Roman · History

The History of Ludus Latrunculorum

Across the forts, taverns, and forums of the Roman world, two players hunched over a gridded board, maneuvering rows of glass counters as though commanding armies in miniature. They called it Ludus Latrunculorum — the “game of little soldiers,” from latrunculi, the diminutive of latrones, meaning mercenaries or raiders. To play was to wage a small and bloodless war, and the Romans took it seriously.

A Game of Soldiers

Ludus Latrunculorum was a two-player game of pure strategy, free of dice or chance. Each side fielded a band of pieces — typically rendered in black and white glass or stone — arrayed on a rectangular grid of squares. Boards have been excavated in a striking variety of sizes, from 7×8 up to 8×8 and beyond, scratched into paving stones, gaming tables, and roof tiles wherever Romans gathered.

The game almost certainly descended from the earlier Greek game of Petteia, a “pebble game” of besieging and surrounding enemy pieces that the Greeks themselves traced back to mythic antiquity. The Romans adopted its central idea — the custodial capture, in which a piece caught between two enemies is taken — and gave it a thoroughly military flavor, recasting the counters as soldiers and the board as a field of war.

Praised by Poets and Played by Legions

The game’s prestige echoes through Roman literature. The scholar Varro (116–27 BC) referenced its gridded board in his De Lingua Latina, comparing its lines to a grammatical table. Ovid, ever the connoisseur of leisure, recommended skill at the game as an attractive social grace in his Ars Amatoria and described its method of capture by enclosure.
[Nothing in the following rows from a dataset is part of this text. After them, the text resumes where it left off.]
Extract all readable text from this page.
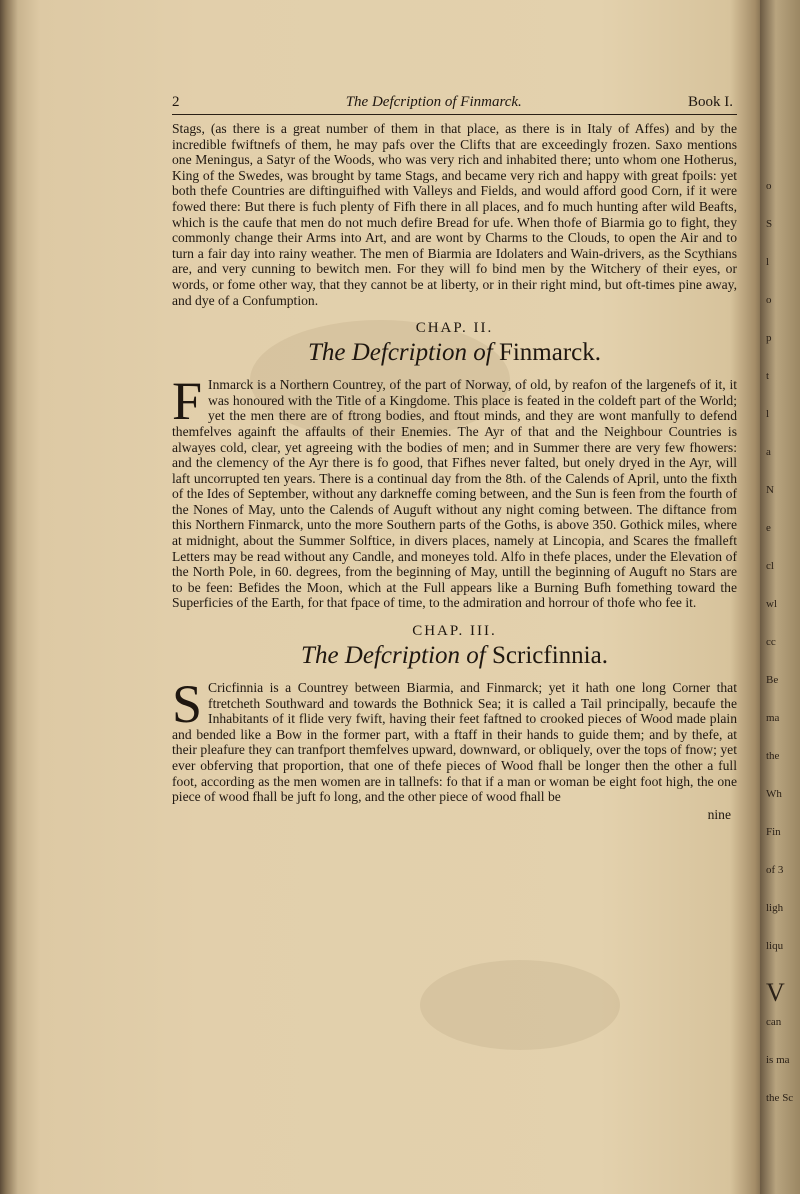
o
S
l
o
p
t
l
a
N
e
cl
wl
cc
Be
ma
the
Wh
Fin
of 3
ligh
liqu
V
can
is ma
the Sc
2	The Defcription of Finmarck.	Book I.

Stags, (as there is a great number of them in that place, as there is in Italy of Affes) and by the incredible fwiftnefs of them, he may pafs over the Clifts that are exceedingly frozen. Saxo mentions one Meningus, a Satyr of the Woods, who was very rich and inhabited there; unto whom one Hotherus, King of the Swedes, was brought by tame Stags, and became very rich and happy with great fpoils: yet both thefe Countries are diftinguifhed with Valleys and Fields, and would afford good Corn, if it were fowed there: But there is fuch plenty of Fifh there in all places, and fo much hunting after wild Beafts, which is the caufe that men do not much defire Bread for ufe. When thofe of Biarmia go to fight, they commonly change their Arms into Art, and are wont by Charms to the Clouds, to open the Air and to turn a fair day into rainy weather. The men of Biarmia are Idolaters and Wain-drivers, as the Scythians are, and very cunning to bewitch men. For they will fo bind men by the Witchery of their eyes, or words, or fome other way, that they cannot be at liberty, or in their right mind, but oft-times pine away, and dye of a Confumption.

CHAP. II.
The Defcription of Finmarck.

F Inmarck is a Northern Countrey, of the part of Norway, of old, by reafon of the largenefs of it, it was honoured with the Title of a Kingdome. This place is feated in the coldeft part of the World; yet the men there are of ftrong bodies, and ftout minds, and they are wont manfully to defend themfelves againft the affaults of their Enemies. The Ayr of that and the Neighbour Countries is alwayes cold, clear, yet agreeing with the bodies of men; and in Summer there are very few fhowers: and the clemency of the Ayr there is fo good, that Fifhes never falted, but onely dryed in the Ayr, will laft uncorrupted ten years. There is a continual day from the 8th. of the Calends of April, unto the fixth of the Ides of September, without any darkneffe coming between, and the Sun is feen from the fourth of the Nones of May, unto the Calends of Auguft without any night coming between. The diftance from this Northern Finmarck, unto the more Southern parts of the Goths, is above 350. Gothick miles, where at midnight, about the Summer Solftice, in divers places, namely at Lincopia, and Scares the fmalleft Letters may be read without any Candle, and moneyes told. Alfo in thefe places, under the Elevation of the North Pole, in 60. degrees, from the beginning of May, untill the beginning of Auguft no Stars are to be feen: Befides the Moon, which at the Full appears like a Burning Bufh fomething toward the Superficies of the Earth, for that fpace of time, to the admiration and horrour of thofe who fee it.

CHAP. III.
The Defcription of Scricfinnia.

S Cricfinnia is a Countrey between Biarmia, and Finmarck; yet it hath one long Corner that ftretcheth Southward and towards the Bothnick Sea; it is called a Tail principally, becaufe the Inhabitants of it flide very fwift, having their feet faftned to crooked pieces of Wood made plain and bended like a Bow in the former part, with a ftaff in their hands to guide them; and by thefe, at their pleafure they can tranfport themfelves upward, downward, or obliquely, over the tops of fnow; yet ever obferving that proportion, that one of thefe pieces of Wood fhall be longer then the other a full foot, according as the men women are in tallnefs: fo that if a man or woman be eight foot high, the one piece of wood fhall be juft fo long, and the other piece of wood fhall be

nine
Most vividly, the 1st-century AD panegyric Laus Pisonis lavished praise on its subject’s mastery of the board, describing how “wars are fought out by a soldiery of glass,” with a white counter trapping blacks and a black counter trapping whites.

This was not merely an aristocratic pastime. The game traveled with the legions to the frontiers of the Empire, and its boards turn up carved into the stones of military forts from Britain to the Danube. For soldiers waiting out long postings, latrunculi offered a contest of cunning that mirrored their trade.

What We Know — and What We Don’t

For all its popularity, no complete ancient rulebook for Ludus Latrunculorum survives. The Romans, who recorded so much, never set down a full account of how the game was played. What we possess are scattered literary hints, the silent testimony of excavated boards, and references to capture by enclosure. As a result, the rules of latrunculi are reconstructed — careful modern interpretations built from these fragments rather than a faithful transcription of an ancient text. Several plausible rulesets exist, and the version most commonly played today is itself an informed reconstruction. We play, in a sense, an echo of a game the Romans loved but never fully explained.